NuScale Power ist noch nicht profitabel und die Umsätze sind noch äusserst bescheiden, was den spekulativen Charakter dieses Titels unterstreicht. In einer anderen Liga spielt Vistra, ein in Texas ansässiges Unternehmen mit einem breit gefächerten Energieportfolio, das Erdgas, Solarenergie, Batteriespeicher und Kernkraft umfasst. Trotz einer Verdreifachung des Kurses beträgt das vorausschauende KGV «nur» 28 und Analysten prognostizieren einen weiteren Kursanstieg von 17 Prozent.

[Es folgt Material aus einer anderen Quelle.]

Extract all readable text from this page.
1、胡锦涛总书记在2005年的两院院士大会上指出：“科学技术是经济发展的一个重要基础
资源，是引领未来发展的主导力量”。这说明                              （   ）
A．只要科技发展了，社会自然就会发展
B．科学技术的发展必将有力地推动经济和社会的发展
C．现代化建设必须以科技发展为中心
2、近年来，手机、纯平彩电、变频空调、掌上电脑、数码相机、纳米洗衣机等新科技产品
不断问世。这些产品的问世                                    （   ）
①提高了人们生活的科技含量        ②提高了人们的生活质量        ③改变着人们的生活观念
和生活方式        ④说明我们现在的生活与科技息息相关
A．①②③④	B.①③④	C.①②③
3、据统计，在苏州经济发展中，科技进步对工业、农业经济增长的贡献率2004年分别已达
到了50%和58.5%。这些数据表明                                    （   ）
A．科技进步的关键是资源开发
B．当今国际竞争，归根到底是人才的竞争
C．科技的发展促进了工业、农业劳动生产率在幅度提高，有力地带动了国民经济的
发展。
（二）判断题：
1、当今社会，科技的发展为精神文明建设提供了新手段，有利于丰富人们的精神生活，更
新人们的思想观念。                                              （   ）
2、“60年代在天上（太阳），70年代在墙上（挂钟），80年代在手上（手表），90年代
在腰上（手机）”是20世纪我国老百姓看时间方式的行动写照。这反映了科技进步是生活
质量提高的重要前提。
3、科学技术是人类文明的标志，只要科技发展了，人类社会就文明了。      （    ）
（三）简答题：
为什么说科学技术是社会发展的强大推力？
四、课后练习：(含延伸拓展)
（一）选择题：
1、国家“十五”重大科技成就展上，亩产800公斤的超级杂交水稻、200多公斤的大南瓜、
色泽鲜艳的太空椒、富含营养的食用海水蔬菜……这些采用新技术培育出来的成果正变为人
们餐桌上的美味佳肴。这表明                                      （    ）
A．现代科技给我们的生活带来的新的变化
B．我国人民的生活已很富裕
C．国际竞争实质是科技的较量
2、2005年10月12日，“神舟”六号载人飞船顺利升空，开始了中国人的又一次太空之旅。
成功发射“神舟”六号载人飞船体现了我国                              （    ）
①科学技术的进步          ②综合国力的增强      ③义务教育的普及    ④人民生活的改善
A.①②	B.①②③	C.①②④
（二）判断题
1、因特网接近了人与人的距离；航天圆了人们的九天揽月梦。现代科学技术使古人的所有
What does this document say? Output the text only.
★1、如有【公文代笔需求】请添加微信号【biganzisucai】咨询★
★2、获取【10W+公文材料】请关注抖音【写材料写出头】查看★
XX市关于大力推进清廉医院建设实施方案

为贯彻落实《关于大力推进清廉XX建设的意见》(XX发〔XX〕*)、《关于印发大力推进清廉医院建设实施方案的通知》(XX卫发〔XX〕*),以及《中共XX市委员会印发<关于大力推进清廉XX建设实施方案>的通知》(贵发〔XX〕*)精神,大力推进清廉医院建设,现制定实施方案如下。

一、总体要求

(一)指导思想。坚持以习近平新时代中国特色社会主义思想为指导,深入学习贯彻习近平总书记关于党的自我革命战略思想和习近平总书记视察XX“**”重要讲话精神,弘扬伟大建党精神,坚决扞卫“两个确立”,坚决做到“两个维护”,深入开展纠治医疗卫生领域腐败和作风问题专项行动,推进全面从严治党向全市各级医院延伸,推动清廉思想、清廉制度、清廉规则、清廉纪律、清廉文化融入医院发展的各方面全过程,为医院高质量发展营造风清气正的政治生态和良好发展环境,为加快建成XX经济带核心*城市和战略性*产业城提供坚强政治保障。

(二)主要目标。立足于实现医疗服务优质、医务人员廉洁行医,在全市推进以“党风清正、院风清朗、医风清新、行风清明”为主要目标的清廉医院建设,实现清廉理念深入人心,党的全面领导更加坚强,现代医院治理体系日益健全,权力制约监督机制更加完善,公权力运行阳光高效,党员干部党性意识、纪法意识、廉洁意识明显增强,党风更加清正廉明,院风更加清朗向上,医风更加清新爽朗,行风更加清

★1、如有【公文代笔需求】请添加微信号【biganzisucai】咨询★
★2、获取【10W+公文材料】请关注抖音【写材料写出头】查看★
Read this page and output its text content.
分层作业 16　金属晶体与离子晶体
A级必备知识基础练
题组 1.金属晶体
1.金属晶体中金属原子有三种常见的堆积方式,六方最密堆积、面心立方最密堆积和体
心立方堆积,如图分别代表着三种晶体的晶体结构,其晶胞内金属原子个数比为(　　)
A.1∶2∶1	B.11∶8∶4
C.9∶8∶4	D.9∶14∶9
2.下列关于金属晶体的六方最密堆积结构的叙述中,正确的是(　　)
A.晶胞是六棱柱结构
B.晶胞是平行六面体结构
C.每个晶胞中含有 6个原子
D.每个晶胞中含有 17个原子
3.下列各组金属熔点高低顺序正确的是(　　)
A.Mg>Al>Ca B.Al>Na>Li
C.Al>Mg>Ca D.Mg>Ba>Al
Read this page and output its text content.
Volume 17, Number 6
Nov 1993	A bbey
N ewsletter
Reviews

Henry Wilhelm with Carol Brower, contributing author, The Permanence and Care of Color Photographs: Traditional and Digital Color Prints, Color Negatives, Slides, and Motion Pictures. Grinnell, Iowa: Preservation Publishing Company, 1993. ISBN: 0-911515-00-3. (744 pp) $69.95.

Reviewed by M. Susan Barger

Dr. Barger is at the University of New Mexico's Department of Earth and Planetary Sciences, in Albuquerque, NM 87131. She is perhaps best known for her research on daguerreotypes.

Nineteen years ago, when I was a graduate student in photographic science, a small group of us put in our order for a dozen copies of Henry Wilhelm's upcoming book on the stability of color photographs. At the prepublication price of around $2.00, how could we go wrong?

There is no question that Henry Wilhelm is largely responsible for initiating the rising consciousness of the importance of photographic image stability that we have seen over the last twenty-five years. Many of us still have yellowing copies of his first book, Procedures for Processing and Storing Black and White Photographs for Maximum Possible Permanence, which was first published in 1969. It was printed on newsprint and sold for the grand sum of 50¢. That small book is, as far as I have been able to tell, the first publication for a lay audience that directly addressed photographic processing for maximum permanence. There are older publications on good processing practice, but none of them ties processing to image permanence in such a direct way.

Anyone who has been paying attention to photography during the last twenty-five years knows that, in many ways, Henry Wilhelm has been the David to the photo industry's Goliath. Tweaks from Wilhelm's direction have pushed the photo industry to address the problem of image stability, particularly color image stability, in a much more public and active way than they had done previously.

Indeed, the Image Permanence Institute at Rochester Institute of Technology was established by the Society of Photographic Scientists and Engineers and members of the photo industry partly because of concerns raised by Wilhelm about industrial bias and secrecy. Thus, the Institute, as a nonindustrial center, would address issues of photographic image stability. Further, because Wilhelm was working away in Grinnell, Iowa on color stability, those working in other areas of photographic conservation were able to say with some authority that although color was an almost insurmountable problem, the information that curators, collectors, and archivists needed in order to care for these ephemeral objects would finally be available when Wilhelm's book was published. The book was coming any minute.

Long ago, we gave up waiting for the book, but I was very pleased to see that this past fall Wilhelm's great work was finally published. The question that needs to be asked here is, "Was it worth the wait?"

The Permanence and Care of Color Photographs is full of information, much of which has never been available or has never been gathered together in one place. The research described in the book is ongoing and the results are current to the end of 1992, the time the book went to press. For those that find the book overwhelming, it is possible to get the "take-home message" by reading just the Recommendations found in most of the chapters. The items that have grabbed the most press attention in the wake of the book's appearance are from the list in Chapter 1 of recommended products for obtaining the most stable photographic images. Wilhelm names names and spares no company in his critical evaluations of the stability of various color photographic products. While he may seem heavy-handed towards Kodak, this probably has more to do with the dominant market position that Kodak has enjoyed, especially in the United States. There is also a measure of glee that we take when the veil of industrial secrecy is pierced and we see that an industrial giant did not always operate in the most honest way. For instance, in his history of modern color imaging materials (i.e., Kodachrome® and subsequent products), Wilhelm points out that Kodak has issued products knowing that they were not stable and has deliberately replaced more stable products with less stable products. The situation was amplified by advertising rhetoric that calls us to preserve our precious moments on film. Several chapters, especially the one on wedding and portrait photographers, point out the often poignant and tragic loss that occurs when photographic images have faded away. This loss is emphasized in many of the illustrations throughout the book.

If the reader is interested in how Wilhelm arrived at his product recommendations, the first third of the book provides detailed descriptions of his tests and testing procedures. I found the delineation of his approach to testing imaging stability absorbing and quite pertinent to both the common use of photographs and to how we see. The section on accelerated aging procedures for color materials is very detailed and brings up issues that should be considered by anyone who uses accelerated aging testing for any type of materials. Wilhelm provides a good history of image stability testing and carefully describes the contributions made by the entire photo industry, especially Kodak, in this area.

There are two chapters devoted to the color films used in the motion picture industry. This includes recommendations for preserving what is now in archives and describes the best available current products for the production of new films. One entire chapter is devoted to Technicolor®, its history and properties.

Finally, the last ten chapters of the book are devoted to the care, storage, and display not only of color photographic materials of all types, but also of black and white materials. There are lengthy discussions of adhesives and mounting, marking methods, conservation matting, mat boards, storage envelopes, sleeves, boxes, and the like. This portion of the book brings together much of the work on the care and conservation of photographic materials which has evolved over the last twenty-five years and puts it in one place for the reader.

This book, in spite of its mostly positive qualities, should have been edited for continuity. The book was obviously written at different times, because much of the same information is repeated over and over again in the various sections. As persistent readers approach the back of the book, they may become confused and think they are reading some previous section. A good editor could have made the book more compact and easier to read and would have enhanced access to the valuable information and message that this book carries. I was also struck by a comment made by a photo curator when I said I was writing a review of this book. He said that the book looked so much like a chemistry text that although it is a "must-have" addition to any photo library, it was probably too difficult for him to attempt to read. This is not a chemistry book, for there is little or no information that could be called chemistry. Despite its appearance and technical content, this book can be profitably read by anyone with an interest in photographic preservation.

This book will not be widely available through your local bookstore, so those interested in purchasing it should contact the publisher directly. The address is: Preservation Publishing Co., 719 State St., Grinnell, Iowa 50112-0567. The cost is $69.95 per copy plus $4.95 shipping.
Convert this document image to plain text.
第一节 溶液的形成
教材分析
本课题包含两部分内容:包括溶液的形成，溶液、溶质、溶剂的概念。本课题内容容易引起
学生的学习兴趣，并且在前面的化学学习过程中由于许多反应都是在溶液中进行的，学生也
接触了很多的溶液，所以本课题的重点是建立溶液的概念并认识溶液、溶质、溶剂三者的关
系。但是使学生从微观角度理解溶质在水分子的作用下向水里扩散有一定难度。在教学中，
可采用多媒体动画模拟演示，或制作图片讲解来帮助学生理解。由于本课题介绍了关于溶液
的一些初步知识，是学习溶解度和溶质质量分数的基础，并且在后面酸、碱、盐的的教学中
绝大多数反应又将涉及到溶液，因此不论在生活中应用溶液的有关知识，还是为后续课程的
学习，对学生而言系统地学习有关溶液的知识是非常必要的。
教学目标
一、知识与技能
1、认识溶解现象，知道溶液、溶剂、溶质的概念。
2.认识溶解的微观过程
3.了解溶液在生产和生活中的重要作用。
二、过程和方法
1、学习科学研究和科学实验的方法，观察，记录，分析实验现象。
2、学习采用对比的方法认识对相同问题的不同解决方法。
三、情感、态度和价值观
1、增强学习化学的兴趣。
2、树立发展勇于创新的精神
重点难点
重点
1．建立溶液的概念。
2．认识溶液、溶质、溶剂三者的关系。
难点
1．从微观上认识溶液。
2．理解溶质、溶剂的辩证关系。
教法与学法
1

Interessant sind auch Oklo und Nano Nuclear Energy: Oklo entwickelt Kernspaltungskraftwerke zur Bereitstellung von Energie in grossem Massstab und hat Sam Altman von OpenAI im Verwaltungsrat. Nano Nuclear Energy ist ein Entwickler tragbarer, bedarfsgerechter nuklearer Mikroreaktoren.

Zusätzliche Investitionsmöglichkeiten bieten ETFs. Der «HANetf Sprott Uranium Miners UCITS ETF» umfasst Aktien von Unternehmen weltweit, die mindestens 50 Prozent ihres Umsatzes aus dem Uranbergbau generieren. Der «Global X Uranium UCITS ETF» bietet Zugang zu einem breiten Spektrum von Unternehmen, die im Uranbergbau und in der Produktion von Nuklearkomponenten tätig sind.

Der «VanEck Uranium and Nuclear Technologies UCITS ETF» investiert ausschliesslich in Aktien von Unternehmen, die einen erheblichen Anteil ihres Umsatzes mit Uran oder in der Kernenergie-Infrastruktur erwirtschaften. Das Investmentvehikel von VanEck verzeichnete in diesem Jahr eine Performance von 40 Prozent.